Volunteers spent one day beautifying the Frankford Gateway in Kensington.
Photos by Hans Hesselein

For three decades, the intersection at Frankford Avenue and Sterner Street was long considered one of the worst eyesores of greater Kensington neighborhood and a truly unwelcoming gateway to Frankford.

Today, thanks to just one day’s worth of volunteer work, the Frankford Gateway is better, cleaner, and much, much greener.

For about 30 years, the site stood as a collection of unsightly, vacant lots next to the freight rail viaduct. But in 2014, an opportunity arose to transform it from being a neighborhood nuisance into a community asset.

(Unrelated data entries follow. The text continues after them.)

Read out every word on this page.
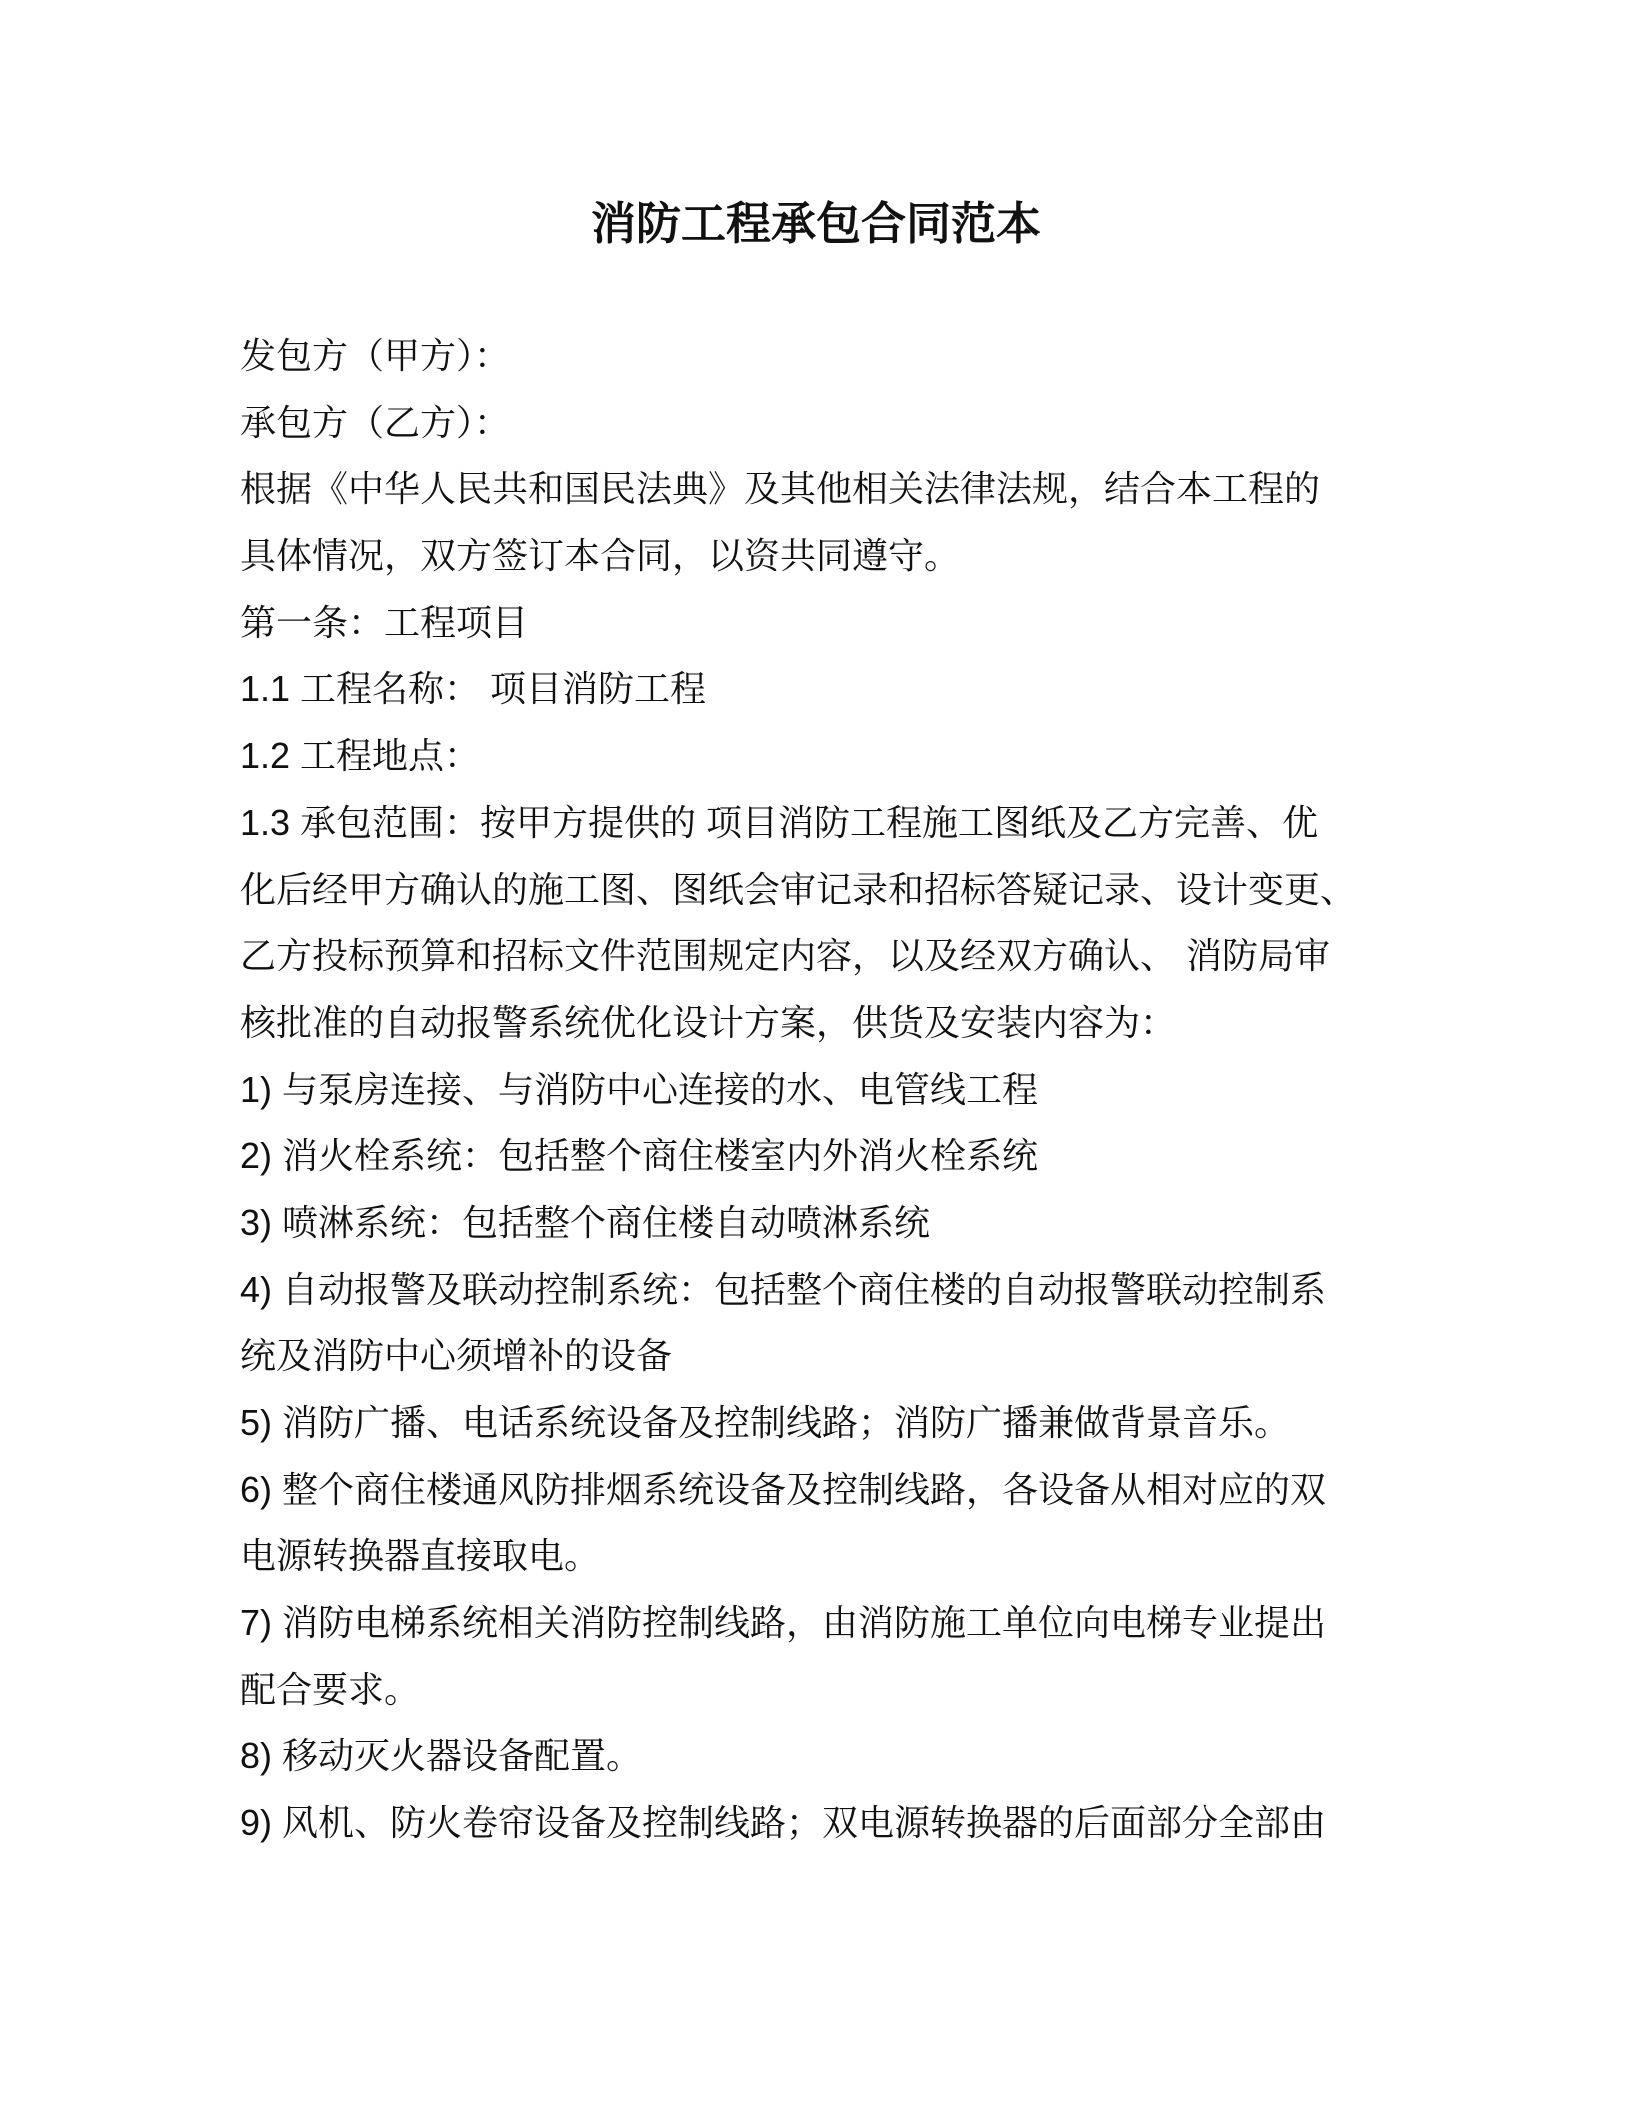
消防工程承包合同范本
发包方（甲方）：
承包方（乙方）：
根据《中华人民共和国民法典》及其他相关法律法规，结合本工程的
具体情况，双方签订本合同，以资共同遵守。
第一条：工程项目
1.1 工程名称： 项目消防工程
1.2 工程地点：
1.3 承包范围：按甲方提供的 项目消防工程施工图纸及乙方完善、优
化后经甲方确认的施工图、图纸会审记录和招标答疑记录、设计变更、
乙方投标预算和招标文件范围规定内容，以及经双方确认、 消防局审
核批准的自动报警系统优化设计方案，供货及安装内容为：
1) 与泵房连接、与消防中心连接的水、电管线工程
2) 消火栓系统：包括整个商住楼室内外消火栓系统
3) 喷淋系统：包括整个商住楼自动喷淋系统
4) 自动报警及联动控制系统：包括整个商住楼的自动报警联动控制系
统及消防中心须增补的设备
5) 消防广播、电话系统设备及控制线路；消防广播兼做背景音乐。
6) 整个商住楼通风防排烟系统设备及控制线路，各设备从相对应的双
电源转换器直接取电。
7) 消防电梯系统相关消防控制线路，由消防施工单位向电梯专业提出
配合要求。
8) 移动灭火器设备配置。
9) 风机、防火卷帘设备及控制线路；双电源转换器的后面部分全部由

It was identified as a high-priority site for the North of Lehigh Neighborhood Plan, and in 2016 the Delaware Valley Green Building Council (DVGBC) teamed up with the New Kensington CDC (NKCDC) to implement the actual transformation.

“Our volunteer group was really interested in finding a project where they could bring professional expertise, but also have a volunteer-led built project where they could make a big impact,” said DVBGC president Alex Dews. “We really liked NKCDC’s proposal because they already had a good plan in place of how to get the most out of the site.”

The East Lot, before and after.

After raising about $13,000 via an online fundraising campaign, the NKCDC and DVGBC hosted a community planting day on a “really hot day” in June. About 50 volunteers came out to help clean up the site and plant trees and fruit-bearing plants.

Going forth, the site will be managed by NKCDC, which is considering the Frankford Gateway an “ongoing project.” “No specific programming is being set up for the space but there are still a few elements that will added to the space in the near future with resident assistance,” says John Tracy, NKCDC’s land use and sustainability coordinator.

Before-after of the West Lot.

A local artist, for example, plans to install some sculptures on the lots, and informational signs will also be put in place to let visitors know what’s happening here. More community events may be in the works to help maintain the space.

Dews says the one-day transformation (plus one year of planning) shows that this type of volunteer-based model can be replicated throughout Philadelphia. “We’re not the first to do something like this,” Dews says. “But we’d really love to be examples for other sorts of stabilization and beautification programs.”

“It’s impressive to see how much work you can do in just one day.”